Les Hamer se déplacent en groupe, avec leurs troupeaux, selon un itinéraire précis établi par leurs ancêtres au premier matin du monde. Parmi eux, de jeunes hommes armés assurent la sécurité du groupe. Profitant des longues étapes qui rythment leur mouvance, ils cultivent le sorgho ; une fois les ressources en eau épuisées, ils abandonnent les champs et se mettent en quête d’une nouvelle zone fertile. Ils logent dans des huttes ogivales de branchages savamment enchevêtrés qui résistent aux forts vents de sable. Lorsqu’ils se retrouvent placés près d’une ville où se trouve un marché, ils n’hésitent pas à s’y rendre, afin de vendre leur récolte, leurs chèvres et se procurer d’autres biens.
Le bétail est le pivot socio-économique et culturel des Hamer ; la fortune et le rang social d’un homme s’évaluent à l’abondance de son cheptel.

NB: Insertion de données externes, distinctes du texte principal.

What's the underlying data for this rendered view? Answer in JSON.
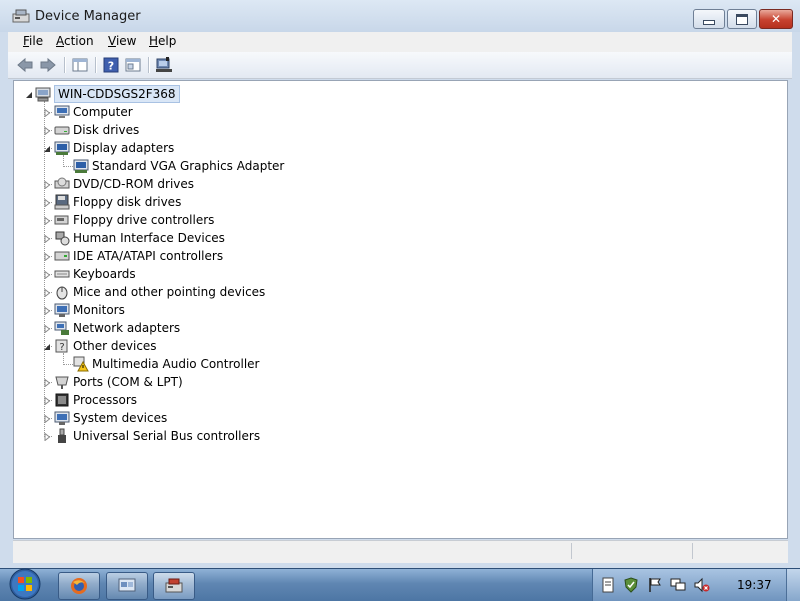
{
  "window": {
    "title": "Device Manager"
  },
  "menu": {
    "items": [
      {
        "label": "File",
        "underline": "F"
      },
      {
        "label": "Action",
        "underline": "A"
      },
      {
        "label": "View",
        "underline": "V"
      },
      {
        "label": "Help",
        "underline": "H"
      }
    ]
  },
  "toolbar": {
    "buttons": [
      "back-arrow-icon",
      "forward-arrow-icon",
      "show-hide-console-tree-icon",
      "help-icon",
      "properties-icon",
      "scan-hardware-icon"
    ]
  },
  "tree": {
    "root": "WIN-CDDSGS2F368",
    "categories": [
      {
        "label": "Computer",
        "icon": "computer-icon",
        "expanded": false
      },
      {
        "label": "Disk drives",
        "icon": "disk-drive-icon",
        "expanded": false
      },
      {
        "label": "Display adapters",
        "icon": "display-adapter-icon",
        "expanded": true
      },
      {
        "label": "Standard VGA Graphics Adapter",
        "icon": "display-adapter-icon",
        "child": true
      },
      {
        "label": "DVD/CD-ROM drives",
        "icon": "dvd-drive-icon",
        "expanded": false
      },
      {
        "label": "Floppy disk drives",
        "icon": "floppy-icon",
        "expanded": false
      },
      {
        "label": "Floppy drive controllers",
        "icon": "floppy-controller-icon",
        "expanded": false
      },
      {
        "label": "Human Interface Devices",
        "icon": "hid-icon",
        "expanded": false
      },
      {
        "label": "IDE ATA/ATAPI controllers",
        "icon": "ide-controller-icon",
        "expanded": false
      },
      {
        "label": "Keyboards",
        "icon": "keyboard-icon",
        "expanded": false
      },
      {
        "label": "Mice and other pointing devices",
        "icon": "mouse-icon",
        "expanded": false
      },
      {
        "label": "Monitors",
        "icon": "monitor-icon",
        "expanded": false
      },
      {
        "label": "Network adapters",
        "icon": "network-adapter-icon",
        "expanded": false
      },
      {
        "label": "Other devices",
        "icon": "other-devices-icon",
        "expanded": true
      },
      {
        "label": "Multimedia Audio Controller",
        "icon": "warning-device-icon",
        "child": true
      },
      {
        "label": "Ports (COM & LPT)",
        "icon": "port-icon",
        "expanded": false
      },
      {
        "label": "Processors",
        "icon": "processor-icon",
        "expanded": false
      },
      {
        "label": "System devices",
        "icon": "system-device-icon",
        "expanded": false
      },
      {
        "label": "Universal Serial Bus controllers",
        "icon": "usb-icon",
        "expanded": false
      }
    ]
  },
  "taskbar": {
    "clock": "19:37",
    "buttons": [
      "firefox-icon",
      "network-window-icon",
      "device-manager-taskbar-icon"
    ]
  },
  "colors": {
    "selection": "#d9e6f6",
    "taskbar": "#5f86b2",
    "close": "#c7422f"
  }
}
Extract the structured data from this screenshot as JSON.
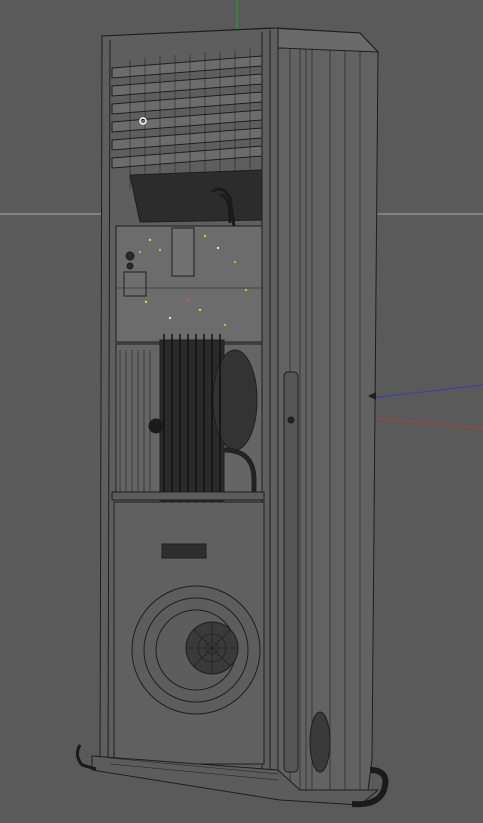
{
  "viewport": {
    "background_color": "#5a5a5a",
    "gizmo": {
      "y_axis_color": "#1fa13a",
      "x_axis_color": "#b23a3a",
      "z_axis_color": "#3a3ab8",
      "grid_line_color": "#a8a8a8"
    },
    "model": {
      "wire_color": "#1e1e1e",
      "shade_color": "#636363",
      "dark_color": "#2a2a2a"
    },
    "pivot_icon": "pivot-circle-icon"
  }
}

Les Hamer, femmes comme hommes, ont un sens très aiguisé de l’esthétique et passent quotidiennement de nombreuses heures à s’embellir. Les femmes oignent leurs corps d’huile et d’argile. Nues jusqu’à la taille, elles se couvrent les hanches d’une peau de vache incrustée de verroteries colorées. Elles s’enduisent les cheveux de beurre et d’argile et se parent de nombreux bracelets en étain, de volumineux colliers sertis de coquillages et d’autres ornements en fer-blanc. Sur leurs coiffures habilement tressées, certaines attachent des visières d’étain ou des serre-tête de perles.